Another finding in this study was that ICA abolished the accumulation of α-synuclein caused by ROT treatment. The α-synuclein is a component of LBs (Lewy bodies) which is a hallmark of PD. Although a causative role of α-synuclein in the pathogenesis of PD remains to be fully understood, the accumulation of α-synuclein is toxic to the cell. A great number of studies support that α-synuclein causes damage to mitochondria and plays a pivotal role in the pathogenesis of neurodegenerative disorders [43,44]. However, opposing results also exist in the literature showing [45]. The relationship between α-synuclein accumulation and mitochondrial impairment appears to be not conclusively known. Nevertheless, we found that the α-synuclein accumulation was significantly reduced when the animals were co-treated with ICA, and the decrease in α-synuclein is likely protective to neuronal cell survival under the attack of ROT.

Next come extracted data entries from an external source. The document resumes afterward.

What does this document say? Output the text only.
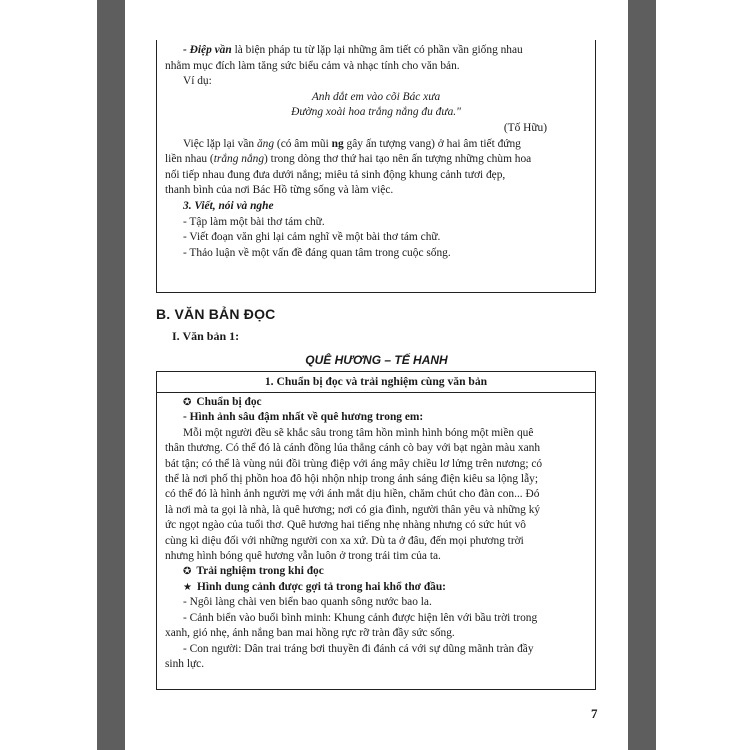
- Điệp vần là biện pháp tu từ lặp lại những âm tiết có phần vần giống nhau

nhằm mục đích làm tăng sức biểu cảm và nhạc tính cho văn bản.

Ví dụ:

Anh dắt em vào cõi Bác xưa

Đường xoài hoa trắng nắng đu đưa."

(Tố Hữu)

Việc lặp lại vần ăng (có âm mũi ng gây ấn tượng vang) ở hai âm tiết đứng

liền nhau (trắng nắng) trong dòng thơ thứ hai tạo nên ấn tượng những chùm hoa

nối tiếp nhau đung đưa dưới nắng; miêu tả sinh động khung cảnh tươi đẹp,

thanh bình của nơi Bác Hồ từng sống và làm việc.

3. Viết, nói và nghe

- Tập làm một bài thơ tám chữ.

- Viết đoạn văn ghi lại cảm nghĩ về một bài thơ tám chữ.

- Thảo luận về một vấn đề đáng quan tâm trong cuộc sống.

B. VĂN BẢN ĐỌC
I. Văn bản 1:
QUÊ HƯƠNG – TẾ HANH
1. Chuẩn bị đọc và trải nghiệm cùng văn bản

✪ Chuẩn bị đọc

- Hình ảnh sâu đậm nhất về quê hương trong em:

Mỗi một người đều sẽ khắc sâu trong tâm hồn mình hình bóng một miền quê

thân thương. Có thể đó là cánh đồng lúa thẳng cánh cò bay với bạt ngàn màu xanh

bát tận; có thể là vùng núi đồi trùng điệp với áng mây chiều lơ lửng trên nương; có

thể là nơi phố thị phồn hoa đô hội nhộn nhịp trong ánh sáng điện kiêu sa lộng lẫy;

có thể đó là hình ảnh người mẹ với ánh mắt dịu hiền, chăm chút cho đàn con... Đó

là nơi mà ta gọi là nhà, là quê hương; nơi có gia đình, người thân yêu và những ký

ức ngọt ngào của tuổi thơ. Quê hương hai tiếng nhẹ nhàng nhưng có sức hút vô

cùng kì diệu đối với những người con xa xứ. Dù ta ở đâu, đến mọi phương trời

nhưng hình bóng quê hương vẫn luôn ở trong trái tim của ta.

✪ Trải nghiệm trong khi đọc

★ Hình dung cảnh được gợi tả trong hai khổ thơ đầu:

- Ngôi làng chài ven biển bao quanh sông nước bao la.

- Cảnh biển vào buổi bình minh: Khung cảnh được hiện lên với bầu trời trong

xanh, gió nhẹ, ánh nắng ban mai hồng rực rỡ tràn đầy sức sống.

- Con người: Dân trai tráng bơi thuyền đi đánh cá với sự dũng mãnh tràn đầy

sinh lực.

7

Despite great progress in the understanding the pathogenesis, the etiology and molecular mechanism of PD continue to be elusive. Intervention and treatment of PD still remain a big challenge. Identification of ICA in the activation of autophagy in the context of ROT induced neurotoxicity thus offers not only a promising therapeutic agent but also mechanistic clues to further elucidation of the molecular basis of pathogenesis of PD.

Conclusions

ROT administration induced a loss of DA neurons accompanied by a decrease in brain mitochondrial function in a rat model of ROT intoxication for 5 weeks. Co-administration of ICA significantly attenuated neurotoxicity and improved mitochondrial function in rats treated with ROT. ICA treatment decreased phosphorylation of mTOR and the P62 protein level in the SN of rats treated with ROT, suggesting a role of activation of autophagy in the protective mode of action that ICA exerts on the ROT-elicited neuronal cell injury. The ICA mediated effect of neuroprotective capacity and promotion of autophagy was further verified in PC12 cell mode, which showed a significant decrease in cell injury as compared to the cells treated with ROT alone, and an elevated level of autophagy flux. Further studies of molecular signaling in the ICA-mediated regulation of autophagy may be a promising direction to fully exploit the neuroprotective efficacy of ICA in PD.